State v. Lemoine
Decision Date | 13 June 1995 |
Docket Number | No. 14957,14957 |
Citation | 233 Conn. 502,659 A.2d 1194 |
Court | Connecticut Supreme Court |
Parties | STATE of Connecticut v. Kenneth LEMOINE, Jr. |
Marjorie Allen Dauster, Asst. State's Atty., with whom, on the brief, were Michael Dearington, State's Attorney, Maxine Wilesky, Asst. State's Atty., and Trisha Morris, Law Student Intern, for appellant (State).
Paul T. Edwards, Sp. Public Defender, for appellee (defendant).
Before PETERS, C.J., and CALLAHAN, BERDON, NORCOTT and KATZ, JJ.
The dispositive issue in this certified appeal is whether the trial court, in its jury instructions in a criminal trial, has a constitutional obligation to refer to the evidence relating to the crimes charged in the information. The defendant, Kenneth Lemoine, appealed to the Appellate Court from judgments of conviction, rendered after a jury trial, of sexual assault in the third degree in violation of General Statutes § 53a-72a(a)(1)(B), 1 risk of injury to a child in violation of General Statutes § 53-21, 2 and two counts of assault of a peace officer in violation of General Statutes (Rev. to 1991) § 53a-167c(a)(1). 3 The Appellate Court reversed the defendant's convictions and ordered a new trial. State v. Lemoine, 33 Conn.App. 743, 754, 641 A.2d 131 (1994). 4 The Appellate Court determined that the trial court's jury instructions had been constitutionally deficient because the court had failed sufficiently to relate the evidence elicited at trial to the various charges contained in the information, thereby denying the defendant his right to due process of law as guaranteed by the fourteenth amendment to the United States constitution and article first, § 8, of the Connecticut constitution. State v. Lemoine, supra, at 749-54, 641 A.2d 131. We granted the state's petition for certification to appeal. State v. Lemoine, 230 Conn. 909, 644 A.2d 920 (1994). 5 We reverse the judgment of the Appellate Court.
By way of background, the Appellate Court determined that the jury reasonably could have found the following facts. "On June 20, 1991, the victim, his mother, the defendant, Barbara Tirado and her daughter went to a lake. The victim was eight years old at the time. After staying at the lake, they drove to the home of the defendant's mother, then to the home of his sister and then to Tirado's home located on Maple Street in Meriden. The victim's father later joined the group and the adults all began drinking. The victim fell asleep on the couch in Tirado's home wearing his pants, shirt and underpants. The victim's father was asleep on a chair near the couch and the victim's mother was asleep in another room. The victim awoke to find the defendant placing his hands between the victim's legs on the outside of the victim's pants. The defendant was attempting to pull down the victim's pants. The defendant was behind the victim on the couch and the victim was facing away from the defendant. The defendant told him to be quiet. The victim took off his pants while the defendant continued to touch the outside of the underpants between the legs and then the defendant cut the victim's underpants. The victim was scared and ran to his mother's room and told her what had just occurred.

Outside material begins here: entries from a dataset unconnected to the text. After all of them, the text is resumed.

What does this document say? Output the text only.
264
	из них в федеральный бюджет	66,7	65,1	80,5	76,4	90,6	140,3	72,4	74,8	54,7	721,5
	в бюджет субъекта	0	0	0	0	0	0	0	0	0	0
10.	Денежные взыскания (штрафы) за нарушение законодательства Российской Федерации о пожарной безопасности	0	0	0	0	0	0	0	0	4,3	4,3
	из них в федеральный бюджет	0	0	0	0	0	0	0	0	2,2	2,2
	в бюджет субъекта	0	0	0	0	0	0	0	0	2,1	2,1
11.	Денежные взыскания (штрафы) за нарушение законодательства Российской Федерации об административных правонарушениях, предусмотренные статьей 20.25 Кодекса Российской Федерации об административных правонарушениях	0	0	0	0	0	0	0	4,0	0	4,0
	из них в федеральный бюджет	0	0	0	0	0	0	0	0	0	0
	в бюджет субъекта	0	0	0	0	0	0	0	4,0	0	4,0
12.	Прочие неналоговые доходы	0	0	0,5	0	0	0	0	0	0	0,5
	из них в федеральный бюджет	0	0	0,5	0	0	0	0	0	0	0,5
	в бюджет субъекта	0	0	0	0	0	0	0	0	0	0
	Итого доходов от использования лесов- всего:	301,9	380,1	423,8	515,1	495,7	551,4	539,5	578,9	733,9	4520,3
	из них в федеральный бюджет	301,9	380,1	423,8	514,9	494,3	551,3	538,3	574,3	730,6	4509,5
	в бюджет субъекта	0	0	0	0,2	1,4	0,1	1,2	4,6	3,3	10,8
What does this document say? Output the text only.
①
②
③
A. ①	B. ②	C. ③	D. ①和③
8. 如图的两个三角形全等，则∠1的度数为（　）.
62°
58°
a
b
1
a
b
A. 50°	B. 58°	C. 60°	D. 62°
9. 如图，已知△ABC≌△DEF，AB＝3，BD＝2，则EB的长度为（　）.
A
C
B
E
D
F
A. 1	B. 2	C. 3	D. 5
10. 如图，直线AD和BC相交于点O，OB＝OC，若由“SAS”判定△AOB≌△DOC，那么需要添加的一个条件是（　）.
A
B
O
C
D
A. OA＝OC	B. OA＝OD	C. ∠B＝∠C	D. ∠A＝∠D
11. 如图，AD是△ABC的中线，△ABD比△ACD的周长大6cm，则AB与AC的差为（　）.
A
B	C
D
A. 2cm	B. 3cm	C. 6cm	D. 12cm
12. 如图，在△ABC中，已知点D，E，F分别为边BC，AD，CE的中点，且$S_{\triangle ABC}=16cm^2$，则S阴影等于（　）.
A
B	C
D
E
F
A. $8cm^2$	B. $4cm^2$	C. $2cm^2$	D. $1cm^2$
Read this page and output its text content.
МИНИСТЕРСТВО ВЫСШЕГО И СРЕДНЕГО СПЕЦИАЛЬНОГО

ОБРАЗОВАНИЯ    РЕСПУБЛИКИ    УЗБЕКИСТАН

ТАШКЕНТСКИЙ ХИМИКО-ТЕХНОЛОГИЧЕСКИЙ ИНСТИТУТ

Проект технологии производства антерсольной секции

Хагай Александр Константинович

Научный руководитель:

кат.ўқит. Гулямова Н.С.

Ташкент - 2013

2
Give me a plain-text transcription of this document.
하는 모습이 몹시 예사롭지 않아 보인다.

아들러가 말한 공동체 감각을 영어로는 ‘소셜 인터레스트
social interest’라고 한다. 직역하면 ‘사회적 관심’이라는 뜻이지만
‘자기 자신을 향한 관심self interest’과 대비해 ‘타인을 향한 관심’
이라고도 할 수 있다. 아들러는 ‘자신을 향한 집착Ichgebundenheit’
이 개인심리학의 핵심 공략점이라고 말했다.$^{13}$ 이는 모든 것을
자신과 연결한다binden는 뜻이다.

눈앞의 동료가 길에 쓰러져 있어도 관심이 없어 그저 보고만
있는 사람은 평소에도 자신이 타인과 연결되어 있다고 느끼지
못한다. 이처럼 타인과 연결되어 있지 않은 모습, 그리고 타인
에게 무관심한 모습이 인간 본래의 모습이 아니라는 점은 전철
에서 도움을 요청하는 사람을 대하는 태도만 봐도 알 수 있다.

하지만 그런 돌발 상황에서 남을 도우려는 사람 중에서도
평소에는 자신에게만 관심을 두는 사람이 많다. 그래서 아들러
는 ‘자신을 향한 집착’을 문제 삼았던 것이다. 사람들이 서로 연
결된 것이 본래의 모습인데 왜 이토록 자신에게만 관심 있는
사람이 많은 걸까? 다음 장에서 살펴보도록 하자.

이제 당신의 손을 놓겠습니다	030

State v. Lemoine, supra, 33 Conn.App. at 744-47, 641 A.2d 131.
After considering the defendant's claim that the trial court had failed to make sufficient reference to the evidence in its jury instructions, the Appellate Court concluded that "a complete lack of facts in the jury charge creates a reasonable possibility, as a matter of law, that the jury was misled." Id., at 753-54, 641 A.2d 131. On appeal to this court, the state claims that the Appellate Court incorrectly concluded that reference to the evidence in the trial court's jury charge was constitutionally mandated. The state argues that the Appellate Court's decision improperly created a per se rule that a jury charge given without a detailed reference to the evidence constitutes, as a matter of law, a constitutional due process violation and reversible error. See id.
(Internal quotation marks omitted.) State v. Campbell, 225 Conn. 650, 661, 626 A.2d 287 (1993). We will reverse a conviction only if, " 'in the context of the whole, there is a reasonable possibility that the jury was misled in reaching its verdict.' " State v. Scognamiglio, 202 Conn. 18, 28, 519 A.2d 607 (1987); State v. Shannon, 212 Conn. 387, 408, 563 A.2d 646, cert. denied, 493 U.S. 980, 110 S.Ct. 510, 107 L.Ed.2d 512 (1989); State v. Fleming, 198 Conn. 255, 268-69, 502 A.2d 886, cert. denied, 475 U.S. 1143, 106 S.Ct. 1797, 90 L.Ed.2d 342 (1986).